You may already claim several typical deductions for your real estate business, but the IRS isn’t going to help you out by suggesting what else you might want to deduct. It’s completely up to you and your accountant to make sure every detail is covered and all your deductible expenses are written off properly on your returns.
As a real estate agent, it’s important to keep detailed records of all your day-to-day activities and expenses. That way, when it comes time to pay your estimated taxes or file your annual return in April, you’ll be fully prepared. The IRS allows certain deductions for real estate agents. The more you know, the more you can save on your taxes. And the more you have everything thoroughly documented, the easier it will be to accurately complete your tax return.
We’ve compiled a list of common deductions that real estate professionals can utilize, as well as tips to help you maximize your tax savings.
1. Auto Expenses
There’s no doubt you spend a lot of time in your car, visiting with potential clients, previewing properties and conducting listing presentations. Because your automobile is such a vital part of your business, there are certain things you can deduct.
Leasing a car is often better for your taxes than buying, but it all depends on your particular situation and expenses. Compare your options and review the financial aspects with your accountant or a company like Community Tax Relief to help you make the right choices for any major business expenses.
Mileage is an important deductible expense that many agents tend to overlook or ignore because it can be tough to track. If you have a good system in place to track your mileage used for work purposes, it can really make a difference come tax time. One recommendation is to get an oil change or have minor maintenance performed right at the beginning of the year. This way, you have third party documentation of your car’s mileage when the year starts.
2. Home Office
Whether you do work from your home or rent a separate office space, there are many personal office deductions that you can take advantage of. It doesn’t matter if you rent or own. In fact, those who rent may even have a bigger advantage because they can deduct a portion of their rent payment.

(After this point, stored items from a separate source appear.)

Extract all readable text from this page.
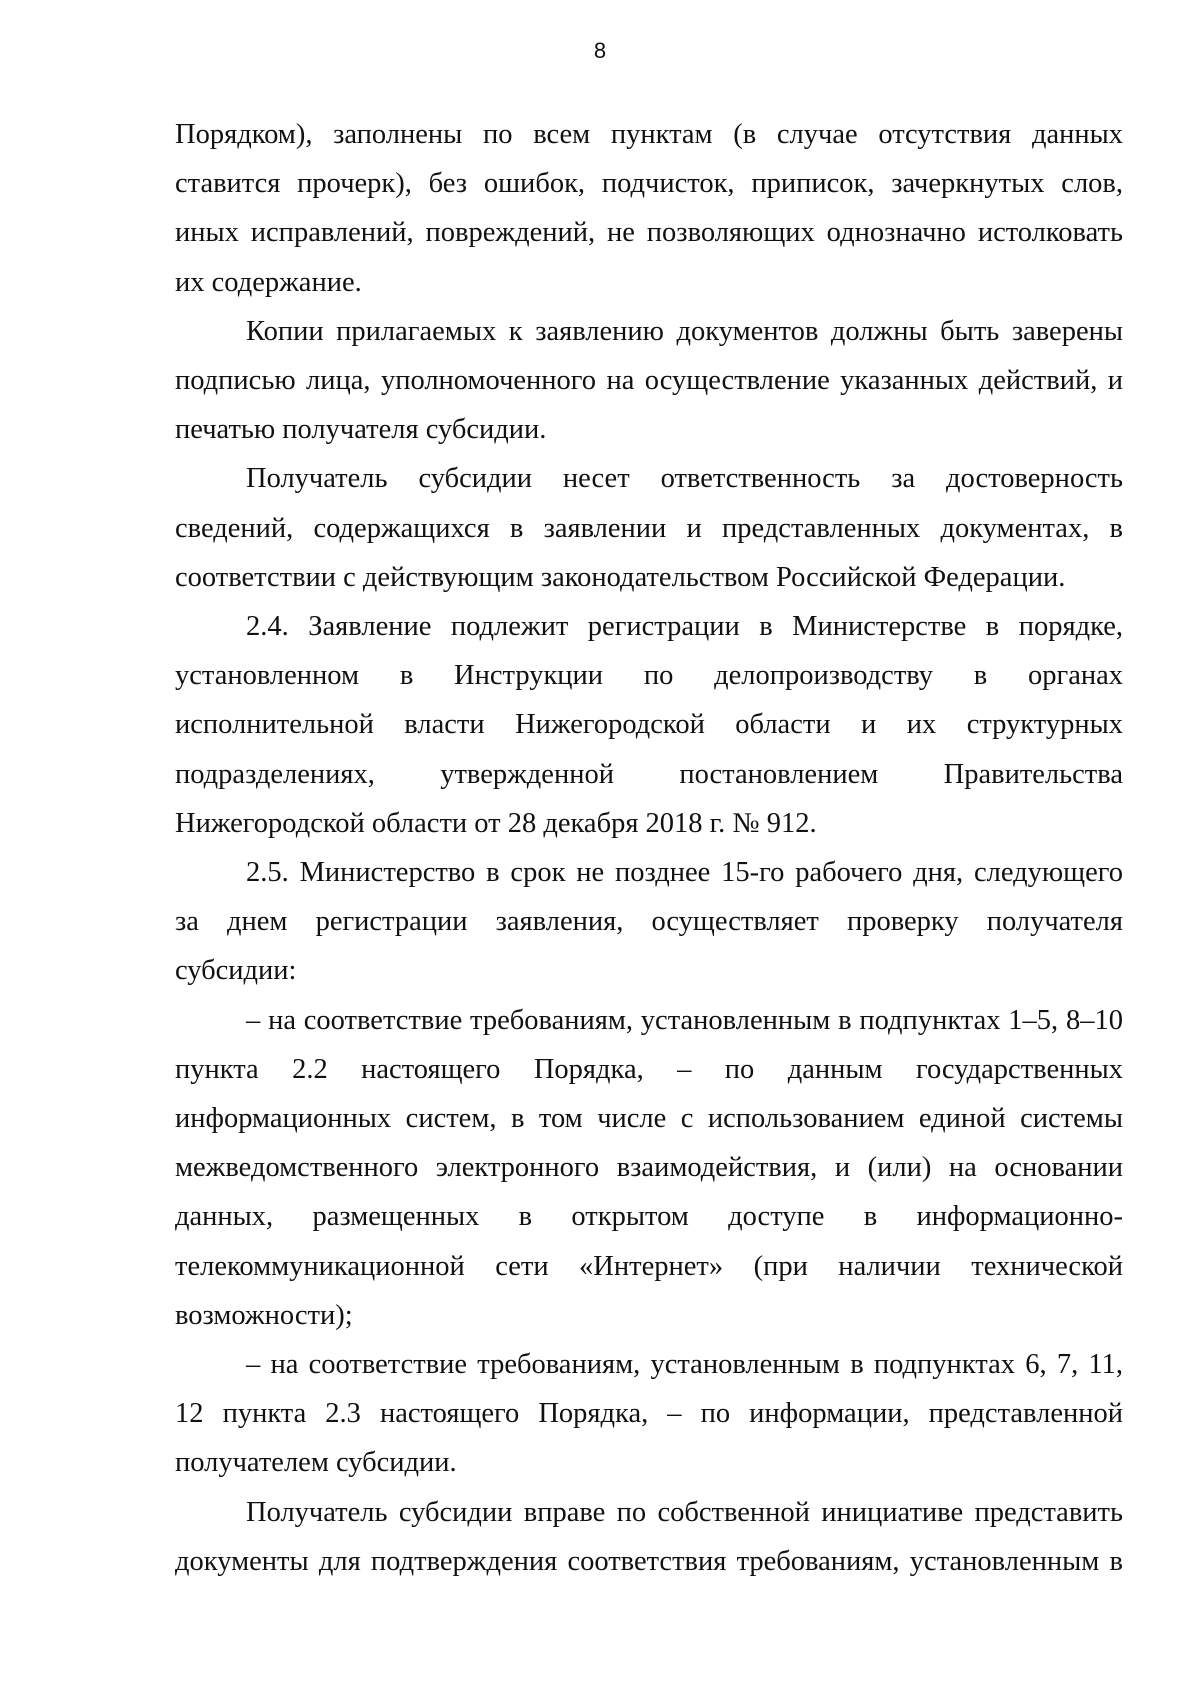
8
Порядком), заполнены по всем пунктам (в случае отсутствия данных
ставится прочерк), без ошибок, подчисток, приписок, зачеркнутых слов,
иных исправлений, повреждений, не позволяющих однозначно истолковать
их содержание.
Копии прилагаемых к заявлению документов должны быть заверены
подписью лица, уполномоченного на осуществление указанных действий, и
печатью получателя субсидии.
Получатель субсидии несет ответственность за достоверность
сведений, содержащихся в заявлении и представленных документах, в
соответствии с действующим законодательством Российской Федерации.
2.4. Заявление подлежит регистрации в Министерстве в порядке,
установленном в Инструкции по делопроизводству в органах
исполнительной власти Нижегородской области и их структурных
подразделениях, утвержденной постановлением Правительства
Нижегородской области от 28 декабря 2018 г. № 912.
2.5. Министерство в срок не позднее 15-го рабочего дня, следующего
за днем регистрации заявления, осуществляет проверку получателя
субсидии:
– на соответствие требованиям, установленным в подпунктах 1–5, 8–10
пункта 2.2 настоящего Порядка, – по данным государственных
информационных систем, в том числе с использованием единой системы
межведомственного электронного взаимодействия, и (или) на основании
данных, размещенных в открытом доступе в информационно-
телекоммуникационной сети «Интернет» (при наличии технической
возможности);
– на соответствие требованиям, установленным в подпунктах 6, 7, 11,
12 пункта 2.3 настоящего Порядка, – по информации, представленной
получателем субсидии.
Получатель субсидии вправе по собственной инициативе представить
документы для подтверждения соответствия требованиям, установленным в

Some commonly overlooked expenses that can be deducted are:
• Homeowner’s insurance
• Utilities (electric, phone, internet)
• Office supplies/equipment (computer, printer, fax, mobile device/tablet)
• Property taxes
• Depreciation of home office equipment
• HOA fees
As always, review with your accountant and make sure your home office situation or specific expenses conform with IRS guidelines, as well as what percentage of each expense can be deducted. Keep all receipts and records for your home office equipment and utility bills.
3. Keep it in the Family
One thing that not many real estate agents know is that you can actually save money by having your kids (under 18) work for you. We’re not talking about running them ragged because there are limits to what jobs your children can perform, at what ages and for how many hours a day.
There are many technical aspects of working this angle to save on taxes and how you pay your children for their work is also a factor, so always act with caution. Every state’s department of labor will have different guidelines, so be sure and check with your attorney before hiring your kids as part-time assistants.
4. Promotional Expenses
You are running your own business, so many of the costs you are putting into generating customers can be deductible. Here is a list of the most common expenses:
• Advertising (online, print and direct mail)
• Meals and Entertainment
• Business Travel (seminars, training events, client meetings)
5. Professional Fees
Some of your operating costs will include fees for your attorney or accountant. If you hire an advertising agency to design your marketing materials or a website development company to create/host your website, some of these expenses can also be deductible.
Before you start writing off all your expenses, you will always want to consult with your attorney and/or accountant to see what can be claimed in your particular state and on a federal tax level. In some cases, it’s only a percentage of certain expenses that can be deducted. In other cases, you may not be claiming as much as you could. You never know until you perform your due diligence and make sure all your tax details are covered.